Longjobs Job Scripts

Athena Longjobs -- Using Job Scripts
On this page: Basic Template \| MATLAB \| MSI/Cerius2 \| Script Details \| Testing Scripts

A job script essentially consists of the sequence of commands you would type at the Athena prompt to run your job by hand -- the differences are that the programs you run must all be non-interactive, and that you may want to add a few commands to set things like the working directory or output paths. More complete information is in the Script Details section below.

Basic template

  ######################################################################## 
  # set job's working directory, if you want it to be other than ~/ 
  # (this example uses the submit directory, as explained below)
  cd $PBS_O_WORKDIR

  # remove or clean up any output from a previous run
  rm -f results

  # add or attach any lockers you will need aside from your homedir
  add foo bar

  # run commands, invoke other scripts, etc.
  tweedledee
  tweedledum > results
  ########################################################################

Basic notes on output, lockers, and cwd:

Whenever referring to a locker other than your homedir, make sure your script has attached that locker first. The system attaches your homedir for you, but doesn't automatically add or attach any other lockers unless you have such commands in your dotfiles (see the dotfiles section below for more information on how dotfiles are handled).
The system uses an environment variable PBS_O_WORKDIR to store the directory from which you submit the job; the first command above is a convenient way to make this be the job's working directory.
By default, standard output and error will be saved to your submit directory in two files, jobname.ojobid and jobname.ejobid; if this fails for any reason, the system will instead email them to you. (This email fallback does not apply to files your job creates directly.)
If your script does not cd or otherwise provide a different path, the system will attempt to save any files created by your job to your home directory. In either case, the system does not provide a fallback if the write fails (and you will receive an error message only if the program attempting to create the file provides one).
Some common reasons a write would fail:
- locker is over quota
- path is to a locker which isn't attached
- path is to a locker where you don't have write permission
Note that your job can make use of local disk space (e.g. in /tmp) on the execution machine, but your job must include the necessary commands for copying anything you want to save back to a locker.
Jobs may be rerun by the service in case of certain server-failure situations. In this case, the standard output and error streams are simply recreated, but there may be issues with files your jobs writes to directly. If it is not feasible to construct your job to handle the possible existence of data from a previous run, you should make the job non-rerunnable, by submitting with the -rn option (in qsub, a script directive, or the QSUB environment variable).
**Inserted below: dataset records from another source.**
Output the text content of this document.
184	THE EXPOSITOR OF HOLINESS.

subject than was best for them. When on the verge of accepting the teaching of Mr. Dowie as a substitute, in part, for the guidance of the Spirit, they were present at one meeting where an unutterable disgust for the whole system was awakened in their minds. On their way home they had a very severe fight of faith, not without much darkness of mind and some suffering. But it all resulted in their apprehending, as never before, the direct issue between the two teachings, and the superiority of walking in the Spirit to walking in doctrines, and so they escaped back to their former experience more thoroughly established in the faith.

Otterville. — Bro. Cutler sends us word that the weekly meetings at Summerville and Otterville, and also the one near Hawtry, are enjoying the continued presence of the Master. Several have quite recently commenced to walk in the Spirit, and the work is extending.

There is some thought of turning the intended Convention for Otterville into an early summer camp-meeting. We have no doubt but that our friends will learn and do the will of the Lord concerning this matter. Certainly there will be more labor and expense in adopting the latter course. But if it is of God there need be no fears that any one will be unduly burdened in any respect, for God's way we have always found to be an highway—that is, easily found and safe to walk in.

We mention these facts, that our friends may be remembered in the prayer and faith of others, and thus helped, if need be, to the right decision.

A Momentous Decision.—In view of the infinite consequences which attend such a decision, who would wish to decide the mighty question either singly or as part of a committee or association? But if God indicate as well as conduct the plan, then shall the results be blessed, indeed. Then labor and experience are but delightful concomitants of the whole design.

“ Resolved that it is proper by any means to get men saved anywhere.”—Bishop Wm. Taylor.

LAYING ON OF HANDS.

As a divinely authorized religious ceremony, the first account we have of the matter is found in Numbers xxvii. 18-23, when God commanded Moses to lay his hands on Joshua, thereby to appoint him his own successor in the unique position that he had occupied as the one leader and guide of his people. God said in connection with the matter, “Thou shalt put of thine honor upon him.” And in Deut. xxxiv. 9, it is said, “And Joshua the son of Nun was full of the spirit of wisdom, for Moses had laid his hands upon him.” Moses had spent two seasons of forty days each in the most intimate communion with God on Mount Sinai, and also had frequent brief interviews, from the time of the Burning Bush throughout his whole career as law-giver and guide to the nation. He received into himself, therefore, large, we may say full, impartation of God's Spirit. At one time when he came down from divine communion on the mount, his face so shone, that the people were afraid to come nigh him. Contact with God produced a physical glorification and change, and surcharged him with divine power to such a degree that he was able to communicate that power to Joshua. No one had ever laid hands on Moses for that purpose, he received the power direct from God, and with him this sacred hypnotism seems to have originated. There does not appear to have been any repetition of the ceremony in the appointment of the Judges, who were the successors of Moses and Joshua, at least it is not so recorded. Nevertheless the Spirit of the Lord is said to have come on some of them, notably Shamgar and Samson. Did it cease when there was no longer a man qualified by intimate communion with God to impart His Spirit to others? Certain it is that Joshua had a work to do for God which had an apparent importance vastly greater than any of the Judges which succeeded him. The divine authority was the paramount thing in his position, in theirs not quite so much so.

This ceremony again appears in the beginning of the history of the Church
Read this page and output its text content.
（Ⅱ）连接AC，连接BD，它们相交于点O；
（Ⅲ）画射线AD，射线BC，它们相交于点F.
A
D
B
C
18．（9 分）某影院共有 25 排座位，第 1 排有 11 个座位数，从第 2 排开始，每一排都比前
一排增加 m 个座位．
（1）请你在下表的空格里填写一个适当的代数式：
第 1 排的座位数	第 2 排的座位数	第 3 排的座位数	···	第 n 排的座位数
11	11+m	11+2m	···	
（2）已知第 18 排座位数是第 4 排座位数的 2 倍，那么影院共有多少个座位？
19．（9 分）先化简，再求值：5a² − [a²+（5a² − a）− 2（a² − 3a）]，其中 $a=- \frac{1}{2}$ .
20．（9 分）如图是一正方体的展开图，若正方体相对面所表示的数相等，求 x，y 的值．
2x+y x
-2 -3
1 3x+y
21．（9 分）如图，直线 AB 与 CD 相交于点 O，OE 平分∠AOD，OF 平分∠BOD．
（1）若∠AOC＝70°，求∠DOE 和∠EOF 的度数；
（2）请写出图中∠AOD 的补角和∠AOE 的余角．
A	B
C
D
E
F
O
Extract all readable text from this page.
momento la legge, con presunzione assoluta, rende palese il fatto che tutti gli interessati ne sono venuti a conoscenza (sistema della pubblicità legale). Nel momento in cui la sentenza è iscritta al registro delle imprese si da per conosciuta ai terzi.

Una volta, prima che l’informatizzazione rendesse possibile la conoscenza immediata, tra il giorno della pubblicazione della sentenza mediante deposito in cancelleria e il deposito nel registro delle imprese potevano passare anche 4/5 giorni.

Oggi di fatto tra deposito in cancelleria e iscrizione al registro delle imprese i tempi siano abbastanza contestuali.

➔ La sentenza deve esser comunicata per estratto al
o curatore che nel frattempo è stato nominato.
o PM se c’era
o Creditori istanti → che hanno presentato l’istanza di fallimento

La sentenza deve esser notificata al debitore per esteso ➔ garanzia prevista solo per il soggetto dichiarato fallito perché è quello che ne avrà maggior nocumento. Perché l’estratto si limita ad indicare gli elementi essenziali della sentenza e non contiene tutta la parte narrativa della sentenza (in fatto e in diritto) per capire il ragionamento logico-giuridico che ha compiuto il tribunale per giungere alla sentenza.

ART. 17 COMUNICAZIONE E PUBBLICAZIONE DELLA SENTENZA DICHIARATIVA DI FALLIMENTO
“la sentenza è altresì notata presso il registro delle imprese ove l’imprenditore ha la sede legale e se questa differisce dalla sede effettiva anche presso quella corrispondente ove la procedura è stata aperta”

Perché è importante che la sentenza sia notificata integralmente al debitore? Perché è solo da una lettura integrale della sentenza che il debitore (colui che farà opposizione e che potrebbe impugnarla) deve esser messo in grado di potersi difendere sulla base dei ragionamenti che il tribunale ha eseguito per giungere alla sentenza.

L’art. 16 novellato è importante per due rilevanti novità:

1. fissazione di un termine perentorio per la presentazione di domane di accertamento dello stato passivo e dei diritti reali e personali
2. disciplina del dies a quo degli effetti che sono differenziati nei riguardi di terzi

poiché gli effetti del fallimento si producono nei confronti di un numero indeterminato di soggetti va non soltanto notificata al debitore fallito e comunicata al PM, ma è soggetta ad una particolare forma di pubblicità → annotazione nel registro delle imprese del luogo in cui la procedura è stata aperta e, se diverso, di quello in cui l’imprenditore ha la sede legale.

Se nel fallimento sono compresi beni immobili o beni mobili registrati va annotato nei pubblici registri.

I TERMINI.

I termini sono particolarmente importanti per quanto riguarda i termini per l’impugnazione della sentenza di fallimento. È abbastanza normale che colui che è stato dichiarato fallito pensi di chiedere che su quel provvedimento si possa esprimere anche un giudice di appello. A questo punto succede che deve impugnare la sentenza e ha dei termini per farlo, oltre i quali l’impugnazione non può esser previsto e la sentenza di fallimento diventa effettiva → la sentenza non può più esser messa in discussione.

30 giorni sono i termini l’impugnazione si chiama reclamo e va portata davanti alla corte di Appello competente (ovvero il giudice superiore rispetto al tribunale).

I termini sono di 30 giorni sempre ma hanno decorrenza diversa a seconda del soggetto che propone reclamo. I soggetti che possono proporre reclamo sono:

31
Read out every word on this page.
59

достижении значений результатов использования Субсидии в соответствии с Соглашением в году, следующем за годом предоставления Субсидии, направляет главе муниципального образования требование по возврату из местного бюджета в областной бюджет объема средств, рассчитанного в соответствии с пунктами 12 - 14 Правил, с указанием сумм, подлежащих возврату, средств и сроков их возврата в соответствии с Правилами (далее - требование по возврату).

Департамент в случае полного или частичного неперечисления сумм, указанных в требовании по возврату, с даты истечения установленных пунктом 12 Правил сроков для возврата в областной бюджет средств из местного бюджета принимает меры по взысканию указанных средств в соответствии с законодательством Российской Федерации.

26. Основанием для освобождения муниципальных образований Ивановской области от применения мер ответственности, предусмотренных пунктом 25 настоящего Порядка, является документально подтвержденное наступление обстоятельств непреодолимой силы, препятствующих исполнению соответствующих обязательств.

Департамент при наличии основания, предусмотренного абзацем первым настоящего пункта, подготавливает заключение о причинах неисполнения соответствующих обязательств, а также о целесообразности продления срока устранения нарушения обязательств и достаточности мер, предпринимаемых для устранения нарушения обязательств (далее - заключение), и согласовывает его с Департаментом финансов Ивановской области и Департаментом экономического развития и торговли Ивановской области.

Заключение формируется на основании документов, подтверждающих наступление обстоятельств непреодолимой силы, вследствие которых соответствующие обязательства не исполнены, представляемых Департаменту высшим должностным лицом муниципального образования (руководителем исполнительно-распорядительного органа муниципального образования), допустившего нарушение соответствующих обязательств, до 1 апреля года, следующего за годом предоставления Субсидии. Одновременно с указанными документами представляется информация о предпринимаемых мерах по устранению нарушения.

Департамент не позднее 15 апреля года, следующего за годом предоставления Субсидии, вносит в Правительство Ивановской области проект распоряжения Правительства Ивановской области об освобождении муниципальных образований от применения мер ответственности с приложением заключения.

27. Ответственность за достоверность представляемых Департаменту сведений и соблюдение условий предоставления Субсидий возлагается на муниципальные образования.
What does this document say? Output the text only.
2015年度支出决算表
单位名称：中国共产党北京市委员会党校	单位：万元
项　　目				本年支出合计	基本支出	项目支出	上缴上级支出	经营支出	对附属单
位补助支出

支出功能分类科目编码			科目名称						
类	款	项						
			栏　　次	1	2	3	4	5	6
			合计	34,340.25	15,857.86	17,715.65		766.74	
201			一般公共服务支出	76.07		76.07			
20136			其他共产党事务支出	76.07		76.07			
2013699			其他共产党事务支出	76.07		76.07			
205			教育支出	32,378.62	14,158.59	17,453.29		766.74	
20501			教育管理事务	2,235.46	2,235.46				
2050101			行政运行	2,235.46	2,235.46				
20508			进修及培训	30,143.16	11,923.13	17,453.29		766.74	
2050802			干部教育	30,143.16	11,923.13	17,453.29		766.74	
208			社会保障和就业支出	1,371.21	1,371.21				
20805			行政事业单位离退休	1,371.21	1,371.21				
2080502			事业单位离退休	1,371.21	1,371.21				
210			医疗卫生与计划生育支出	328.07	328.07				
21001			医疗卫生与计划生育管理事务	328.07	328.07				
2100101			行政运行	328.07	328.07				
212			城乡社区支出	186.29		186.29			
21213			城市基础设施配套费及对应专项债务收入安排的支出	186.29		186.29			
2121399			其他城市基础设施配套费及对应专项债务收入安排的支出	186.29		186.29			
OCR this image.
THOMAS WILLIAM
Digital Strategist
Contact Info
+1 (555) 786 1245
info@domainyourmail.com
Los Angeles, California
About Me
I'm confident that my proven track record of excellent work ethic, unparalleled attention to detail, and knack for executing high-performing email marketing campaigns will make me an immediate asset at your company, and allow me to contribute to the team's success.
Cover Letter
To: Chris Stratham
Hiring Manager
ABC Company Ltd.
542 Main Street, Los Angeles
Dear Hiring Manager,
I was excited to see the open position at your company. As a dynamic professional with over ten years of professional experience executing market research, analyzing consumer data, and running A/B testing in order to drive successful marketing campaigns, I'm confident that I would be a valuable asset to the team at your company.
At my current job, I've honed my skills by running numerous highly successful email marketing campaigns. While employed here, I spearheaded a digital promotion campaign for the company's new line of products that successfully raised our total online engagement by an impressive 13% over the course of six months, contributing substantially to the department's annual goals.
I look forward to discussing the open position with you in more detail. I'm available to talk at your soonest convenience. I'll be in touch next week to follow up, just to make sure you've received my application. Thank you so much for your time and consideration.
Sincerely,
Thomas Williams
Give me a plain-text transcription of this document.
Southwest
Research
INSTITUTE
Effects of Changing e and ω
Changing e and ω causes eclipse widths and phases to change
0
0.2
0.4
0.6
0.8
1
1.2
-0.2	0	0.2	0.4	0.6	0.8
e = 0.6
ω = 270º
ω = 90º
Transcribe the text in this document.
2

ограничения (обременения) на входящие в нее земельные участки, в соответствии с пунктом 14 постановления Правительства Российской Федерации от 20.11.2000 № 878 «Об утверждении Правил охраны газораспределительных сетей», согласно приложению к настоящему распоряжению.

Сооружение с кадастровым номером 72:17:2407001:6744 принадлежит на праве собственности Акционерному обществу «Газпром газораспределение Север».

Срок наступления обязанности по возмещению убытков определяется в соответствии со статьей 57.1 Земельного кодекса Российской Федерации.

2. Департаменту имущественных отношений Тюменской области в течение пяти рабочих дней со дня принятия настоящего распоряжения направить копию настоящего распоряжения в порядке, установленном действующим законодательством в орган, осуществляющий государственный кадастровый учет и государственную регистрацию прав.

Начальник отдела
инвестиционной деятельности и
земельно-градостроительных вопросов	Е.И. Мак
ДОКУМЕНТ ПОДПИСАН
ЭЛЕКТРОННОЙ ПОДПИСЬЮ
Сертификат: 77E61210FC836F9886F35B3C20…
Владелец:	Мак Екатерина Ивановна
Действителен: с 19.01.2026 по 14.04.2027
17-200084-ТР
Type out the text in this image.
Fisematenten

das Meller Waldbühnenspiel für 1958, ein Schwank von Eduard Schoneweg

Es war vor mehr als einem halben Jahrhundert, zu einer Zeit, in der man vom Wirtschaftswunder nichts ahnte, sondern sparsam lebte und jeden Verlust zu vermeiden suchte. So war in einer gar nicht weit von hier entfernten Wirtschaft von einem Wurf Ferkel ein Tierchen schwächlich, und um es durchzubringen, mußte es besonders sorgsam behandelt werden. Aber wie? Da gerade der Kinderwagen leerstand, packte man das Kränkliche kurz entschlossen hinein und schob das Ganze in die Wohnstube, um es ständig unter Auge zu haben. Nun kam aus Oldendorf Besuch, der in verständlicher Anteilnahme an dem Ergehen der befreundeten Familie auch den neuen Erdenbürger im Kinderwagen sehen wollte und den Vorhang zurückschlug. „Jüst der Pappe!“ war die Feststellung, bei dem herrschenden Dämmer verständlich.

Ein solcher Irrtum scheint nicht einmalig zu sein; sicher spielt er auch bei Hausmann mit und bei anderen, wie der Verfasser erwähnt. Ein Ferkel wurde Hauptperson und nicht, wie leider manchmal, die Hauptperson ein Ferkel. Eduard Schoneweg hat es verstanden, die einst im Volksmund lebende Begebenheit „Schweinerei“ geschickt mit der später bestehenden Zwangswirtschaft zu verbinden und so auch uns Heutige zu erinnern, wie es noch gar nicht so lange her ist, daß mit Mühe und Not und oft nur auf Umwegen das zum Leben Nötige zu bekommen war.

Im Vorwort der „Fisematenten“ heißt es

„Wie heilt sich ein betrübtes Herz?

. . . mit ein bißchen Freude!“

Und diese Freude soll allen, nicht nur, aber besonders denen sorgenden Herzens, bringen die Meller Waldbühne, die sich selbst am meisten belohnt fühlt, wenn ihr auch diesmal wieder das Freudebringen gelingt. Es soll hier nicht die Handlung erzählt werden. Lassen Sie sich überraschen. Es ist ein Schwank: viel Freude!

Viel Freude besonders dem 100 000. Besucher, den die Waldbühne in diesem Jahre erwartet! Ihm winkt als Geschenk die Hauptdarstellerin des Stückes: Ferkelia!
See also the sections below for more Script Details and tips on Testing Scripts.

MATLAB

Preparing the M-file:

For plots, note that print -djpeg and print -dtiff will not work (they require an X display); as a workaround you can either print to a different format and convert later (see imread/imwrite), or have your M-file do calculations only, and generate plots from the output data later.
If you are running the job on an SGI using MATLAB 5 (i.e., if you are specifying "matlab -ver 5.3.1" rather than using the current default), you must include the quit command at the end of your M-file. Otherwise, MATLAB 5 on SGIs goes into an endless loop of "Missing variable or function" complaints, apparently misinterpreting end-of-file; the quit is not necessary on Suns, but has no effect (unless you run the M-file interactively, in which case it will close Matlab). Alternatively, you can use a conditional, e.g. if strcmp(computer, 'SGI') quit; end

Calling MATLAB in the the job script:

Syntax for running MATLAB in non-interactive mode:
matlab -tty < infile.m > outfile
If you would rather have the results as standard output (which longjobs will save to jobname.ojobid by default):
matlab -tty < infile.m

Sample job script:

  #############################################################
  cd $PBS_O_WORKDIR
  rm -f results
  add matlab
  matlab -tty < myfile.m > results
  #############################################################

MSI/Cerius2MS

Basic syntax for running Cerius2 in non-interactive mode:
cerius2ms -n infile
or
cerius2ms -n -o outfile infile
if you would rather have standard output saved to outfile (in the first case, longjobs will save it to jobname.ojobid).
Some application modules (for example, those on the QUANTUM cards) are actually interfaces to programs independent of Cerius2, which the main program may launch in a detached state. For the process to complete in the batch environment, you may need to launch it explicitly after the Cerius2 command for successful completion in the batch environment; consult your instructor for help if the templates here don't cover your case.

CASTEP template:

  #############################################################
  cd $PBS_O_WORKDIR

  #clear previous job status, if any
  rm -f ~/.MSIcastepstat

  add molsim
  cerius2ms -n setup.log
  castep-wrap
  #############################################################

The castep-wrap command does the final processing on the intermediate files which are generated by the CASTEP/CREATE_FILES command in the cerius2 input file.

Script Details

A job script may consist of:

script directives to specify submission options (lines beginning with #PBS) as explained in the Script Directives section below)
comments (lines beginning with # which are not directives) and blank lines
executable commands

Defaults and Caveats

shell and #!

The script contents are given as standard input to the shell (tcsh unless you have changed your login shell). Note that a #! line in the script will be ignored; if you want to use a script with a different interpreter it is best to keep it a separate file, and invoke that from within the job script.

lockers and path

The system attaches your home directory before starting your job, so the usual /mit/username path is available; it does not attach or add other lockers unless you have such commands in your dotfiles (see below), or include them in your job script. If you have an appropriate binary directory set up under your homedir (i.e., following the Athena locker organization conventions described in the lockers man page), it will be added to the path automatically, assuming you are using the default Athena shell; see the dotfiles section below for more details.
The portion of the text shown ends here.